All I need now is some pink custard and I'll be transported right back to 1980!
Lloyd was just about to go out and start the mammoth task of cutting the grass. I decided I would bake, so asked him what he'd like me to make. He said he fancied coconut, raspberry sponge. So he went out and I searched for a recipe.
It really couldn't be more simple
- 8 oz butter
- 8 oz sugar
- 10 oz SR flour
- 2 tsp baking powder
- 4 eggs
- half a Jar of raspberry jam
- Pack of Desiccated Coconut
- What to do
- Preheat the oven to 180ºC, gas mark 4, Fan 170. Grease and line a roasting tin with greaseproof paper.
- Beat the butter and sugar together until light and fluffy. Add the eggs one at a time beating well with each addition. If the mixture starts to separate, add a little flour with the egg. Fold in the remaining flour and the baking powder.

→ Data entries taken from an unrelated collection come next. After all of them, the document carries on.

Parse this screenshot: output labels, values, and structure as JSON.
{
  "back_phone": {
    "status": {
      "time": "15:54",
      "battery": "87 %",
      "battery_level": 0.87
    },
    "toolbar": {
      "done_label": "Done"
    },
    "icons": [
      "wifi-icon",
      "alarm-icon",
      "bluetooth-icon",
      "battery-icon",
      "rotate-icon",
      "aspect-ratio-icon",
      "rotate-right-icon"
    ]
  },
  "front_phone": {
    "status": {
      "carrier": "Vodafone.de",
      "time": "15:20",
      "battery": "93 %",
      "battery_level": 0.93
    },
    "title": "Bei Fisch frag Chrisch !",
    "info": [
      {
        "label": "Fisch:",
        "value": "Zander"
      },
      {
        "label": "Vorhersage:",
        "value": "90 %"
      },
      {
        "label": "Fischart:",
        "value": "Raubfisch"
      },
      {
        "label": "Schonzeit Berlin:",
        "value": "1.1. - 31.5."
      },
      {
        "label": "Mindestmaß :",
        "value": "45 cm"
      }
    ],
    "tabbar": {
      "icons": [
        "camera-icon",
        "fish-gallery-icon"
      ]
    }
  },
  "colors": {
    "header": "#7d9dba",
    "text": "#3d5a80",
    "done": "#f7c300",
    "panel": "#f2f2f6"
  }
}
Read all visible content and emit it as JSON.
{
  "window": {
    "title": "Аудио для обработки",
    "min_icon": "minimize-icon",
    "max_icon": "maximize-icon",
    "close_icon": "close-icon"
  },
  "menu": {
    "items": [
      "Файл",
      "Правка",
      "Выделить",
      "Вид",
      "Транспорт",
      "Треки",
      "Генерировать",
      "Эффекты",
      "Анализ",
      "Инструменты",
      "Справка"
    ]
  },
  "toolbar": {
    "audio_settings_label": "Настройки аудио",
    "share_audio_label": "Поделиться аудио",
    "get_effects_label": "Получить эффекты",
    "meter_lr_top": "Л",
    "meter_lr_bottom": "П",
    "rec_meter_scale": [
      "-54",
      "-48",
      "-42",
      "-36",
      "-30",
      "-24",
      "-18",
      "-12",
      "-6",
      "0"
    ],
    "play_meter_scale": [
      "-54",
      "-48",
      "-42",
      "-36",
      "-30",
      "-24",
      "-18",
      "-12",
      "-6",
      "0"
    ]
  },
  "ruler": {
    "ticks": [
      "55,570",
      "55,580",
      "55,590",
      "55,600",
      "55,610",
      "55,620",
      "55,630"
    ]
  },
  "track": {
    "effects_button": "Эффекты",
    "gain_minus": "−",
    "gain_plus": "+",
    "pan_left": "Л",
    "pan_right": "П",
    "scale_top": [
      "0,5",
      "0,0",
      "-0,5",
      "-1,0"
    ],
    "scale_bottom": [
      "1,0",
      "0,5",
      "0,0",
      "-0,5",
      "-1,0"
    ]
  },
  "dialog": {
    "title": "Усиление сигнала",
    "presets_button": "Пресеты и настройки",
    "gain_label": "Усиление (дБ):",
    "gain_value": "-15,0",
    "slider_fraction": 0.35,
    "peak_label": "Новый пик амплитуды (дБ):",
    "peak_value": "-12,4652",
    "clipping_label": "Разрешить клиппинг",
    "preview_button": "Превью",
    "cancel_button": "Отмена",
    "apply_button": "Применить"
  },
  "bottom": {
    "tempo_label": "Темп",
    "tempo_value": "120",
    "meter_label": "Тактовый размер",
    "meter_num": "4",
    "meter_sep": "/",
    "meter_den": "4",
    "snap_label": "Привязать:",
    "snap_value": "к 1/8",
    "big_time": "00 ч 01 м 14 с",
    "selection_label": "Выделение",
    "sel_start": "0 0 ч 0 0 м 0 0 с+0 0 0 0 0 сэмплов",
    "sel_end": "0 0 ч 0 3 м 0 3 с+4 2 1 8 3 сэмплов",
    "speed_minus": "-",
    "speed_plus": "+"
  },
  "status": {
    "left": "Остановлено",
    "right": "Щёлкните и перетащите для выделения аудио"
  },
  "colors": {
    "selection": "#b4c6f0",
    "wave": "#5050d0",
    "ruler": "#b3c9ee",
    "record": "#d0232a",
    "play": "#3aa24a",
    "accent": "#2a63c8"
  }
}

- Pour the mixture into the tin and level the surface. Bake for 35-40 minutes, until well-risen and golden, and coming away from the sides of the tin.
- Turn the cake out of the tin and allow to cool on a wire rack.
- Spread your jam of choice over the top of the cake and sprinkle with desiccated coconut.
- Cut into individual small cakes.
We were going to make some custard to go with it, but we've run out of milk.